A That petition will go nowhere. Two plates are required and the rationale for having a front plate is obvious -- to identify the vehicle from the front. John-the-Traffic-Cop explained why:

  • "To locate a stolen or wanted vehicle. You are a cop and you are looking for a gray Camry. There are a lot of them running around. Sure makes my job easier. I can check the plate without turning around."

  • "Identify a hit-and-run suspect. You are sitting at a red light. You get rammed from behind. The guy drives off. If you are really lucky the plate will be embedded in your rear trunk lid. Or at least you should be able to read the imprint in the paint that the plate left."

  • "Several departments have a plate scan reader that automatically reads plates from all sides while officers drive about their normal duties. It constantly checks for stolen cars and wanted felons. If a hit comes up, then the officer gets the information on his computer screen."
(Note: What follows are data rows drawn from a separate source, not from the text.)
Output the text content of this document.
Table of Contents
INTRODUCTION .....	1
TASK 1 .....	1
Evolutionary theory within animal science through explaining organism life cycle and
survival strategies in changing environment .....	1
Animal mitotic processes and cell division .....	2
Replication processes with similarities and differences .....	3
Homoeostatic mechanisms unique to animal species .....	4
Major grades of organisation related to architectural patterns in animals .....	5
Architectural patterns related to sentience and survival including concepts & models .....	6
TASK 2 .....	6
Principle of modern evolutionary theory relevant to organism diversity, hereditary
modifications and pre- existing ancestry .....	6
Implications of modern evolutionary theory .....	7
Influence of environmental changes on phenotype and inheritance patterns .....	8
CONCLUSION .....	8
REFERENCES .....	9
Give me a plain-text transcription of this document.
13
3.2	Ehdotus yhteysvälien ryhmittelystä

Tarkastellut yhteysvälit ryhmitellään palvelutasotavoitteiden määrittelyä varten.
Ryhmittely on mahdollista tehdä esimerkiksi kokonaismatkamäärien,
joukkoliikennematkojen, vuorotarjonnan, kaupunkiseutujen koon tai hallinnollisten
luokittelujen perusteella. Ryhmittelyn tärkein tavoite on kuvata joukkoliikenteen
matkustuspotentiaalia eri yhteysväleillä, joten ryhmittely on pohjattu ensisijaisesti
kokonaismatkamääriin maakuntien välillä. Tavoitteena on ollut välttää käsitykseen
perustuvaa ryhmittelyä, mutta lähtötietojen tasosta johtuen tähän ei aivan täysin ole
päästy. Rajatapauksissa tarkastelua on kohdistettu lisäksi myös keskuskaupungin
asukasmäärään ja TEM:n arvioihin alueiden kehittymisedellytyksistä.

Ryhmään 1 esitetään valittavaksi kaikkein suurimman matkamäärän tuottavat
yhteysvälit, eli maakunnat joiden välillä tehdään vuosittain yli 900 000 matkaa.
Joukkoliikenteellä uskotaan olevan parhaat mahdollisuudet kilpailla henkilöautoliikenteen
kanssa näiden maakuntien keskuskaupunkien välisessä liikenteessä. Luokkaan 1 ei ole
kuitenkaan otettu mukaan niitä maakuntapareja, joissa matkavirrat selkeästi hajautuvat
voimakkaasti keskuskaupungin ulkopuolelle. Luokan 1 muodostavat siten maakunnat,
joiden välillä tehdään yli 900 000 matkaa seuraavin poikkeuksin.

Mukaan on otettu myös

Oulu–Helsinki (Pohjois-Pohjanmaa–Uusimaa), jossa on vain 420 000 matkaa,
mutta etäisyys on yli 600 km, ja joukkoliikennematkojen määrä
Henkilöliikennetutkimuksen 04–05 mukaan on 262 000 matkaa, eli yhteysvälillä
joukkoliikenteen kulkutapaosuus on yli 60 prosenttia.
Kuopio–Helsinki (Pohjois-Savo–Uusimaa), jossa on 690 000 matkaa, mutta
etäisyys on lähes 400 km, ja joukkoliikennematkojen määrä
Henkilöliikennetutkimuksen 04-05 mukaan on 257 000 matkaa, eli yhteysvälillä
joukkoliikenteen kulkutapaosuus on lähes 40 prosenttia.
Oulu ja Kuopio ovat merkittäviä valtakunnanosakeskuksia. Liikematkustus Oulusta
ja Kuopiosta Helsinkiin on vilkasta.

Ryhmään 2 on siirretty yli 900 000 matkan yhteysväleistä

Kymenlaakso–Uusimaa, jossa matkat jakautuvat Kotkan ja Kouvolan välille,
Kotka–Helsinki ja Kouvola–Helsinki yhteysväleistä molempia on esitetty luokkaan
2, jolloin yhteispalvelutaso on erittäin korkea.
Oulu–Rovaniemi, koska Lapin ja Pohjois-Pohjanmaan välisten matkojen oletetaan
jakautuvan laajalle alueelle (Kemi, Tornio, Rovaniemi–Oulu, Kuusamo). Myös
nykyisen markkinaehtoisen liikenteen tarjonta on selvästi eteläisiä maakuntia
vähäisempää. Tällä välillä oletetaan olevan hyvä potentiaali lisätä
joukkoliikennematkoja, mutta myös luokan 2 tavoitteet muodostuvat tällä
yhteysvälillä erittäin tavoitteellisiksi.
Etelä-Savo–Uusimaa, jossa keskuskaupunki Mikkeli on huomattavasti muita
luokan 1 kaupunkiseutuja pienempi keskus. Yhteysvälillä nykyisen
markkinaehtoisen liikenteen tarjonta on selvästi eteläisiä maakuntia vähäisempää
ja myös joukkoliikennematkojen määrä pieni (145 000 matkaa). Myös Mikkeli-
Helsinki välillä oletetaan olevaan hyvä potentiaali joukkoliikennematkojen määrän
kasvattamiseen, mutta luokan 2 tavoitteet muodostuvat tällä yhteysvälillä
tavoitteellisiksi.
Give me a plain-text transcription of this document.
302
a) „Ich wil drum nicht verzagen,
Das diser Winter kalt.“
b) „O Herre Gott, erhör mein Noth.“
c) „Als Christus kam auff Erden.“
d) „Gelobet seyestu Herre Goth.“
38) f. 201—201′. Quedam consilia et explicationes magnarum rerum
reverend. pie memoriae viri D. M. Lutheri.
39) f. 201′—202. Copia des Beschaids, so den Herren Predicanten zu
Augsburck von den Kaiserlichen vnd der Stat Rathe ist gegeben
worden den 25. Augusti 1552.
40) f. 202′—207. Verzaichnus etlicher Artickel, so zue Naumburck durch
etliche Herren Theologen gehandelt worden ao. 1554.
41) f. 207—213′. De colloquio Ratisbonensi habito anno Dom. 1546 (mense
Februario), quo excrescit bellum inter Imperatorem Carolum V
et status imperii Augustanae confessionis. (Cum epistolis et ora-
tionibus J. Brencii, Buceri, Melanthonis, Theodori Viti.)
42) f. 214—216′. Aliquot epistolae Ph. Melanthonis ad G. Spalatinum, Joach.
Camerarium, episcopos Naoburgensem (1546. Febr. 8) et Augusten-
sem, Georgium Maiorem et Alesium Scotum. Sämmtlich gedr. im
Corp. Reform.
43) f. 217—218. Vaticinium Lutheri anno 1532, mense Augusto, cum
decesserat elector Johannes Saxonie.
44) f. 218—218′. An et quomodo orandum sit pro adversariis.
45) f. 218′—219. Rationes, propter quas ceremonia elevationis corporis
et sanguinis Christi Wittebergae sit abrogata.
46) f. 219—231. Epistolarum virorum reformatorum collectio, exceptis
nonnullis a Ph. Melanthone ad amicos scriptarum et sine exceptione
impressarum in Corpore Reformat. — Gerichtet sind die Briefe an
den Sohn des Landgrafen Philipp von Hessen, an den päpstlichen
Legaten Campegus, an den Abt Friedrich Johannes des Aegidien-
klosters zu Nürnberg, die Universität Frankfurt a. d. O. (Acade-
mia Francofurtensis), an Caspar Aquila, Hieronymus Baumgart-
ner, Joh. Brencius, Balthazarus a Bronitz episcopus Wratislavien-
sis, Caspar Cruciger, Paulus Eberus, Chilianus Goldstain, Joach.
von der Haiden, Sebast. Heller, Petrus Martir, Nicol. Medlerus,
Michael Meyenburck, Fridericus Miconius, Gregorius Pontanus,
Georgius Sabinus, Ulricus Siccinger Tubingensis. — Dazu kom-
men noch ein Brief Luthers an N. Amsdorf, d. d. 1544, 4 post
    Q I was recently catching up on my TV shows when one of the contestants on American Idol stated that she had been given a ticket for eating an ice cream cone while driving to the show. What's the "scoop" on this and other things like sipping beverages or eating food while driving?

    Madelyn Sharp

    Morgan Hill

    A You can be ticketed for distracted driving if eating a cone or food is distracting and you are unable to keep your car under control. There's just one Roadshow exemption -- drinking a Jack in the Box iced tea is OK.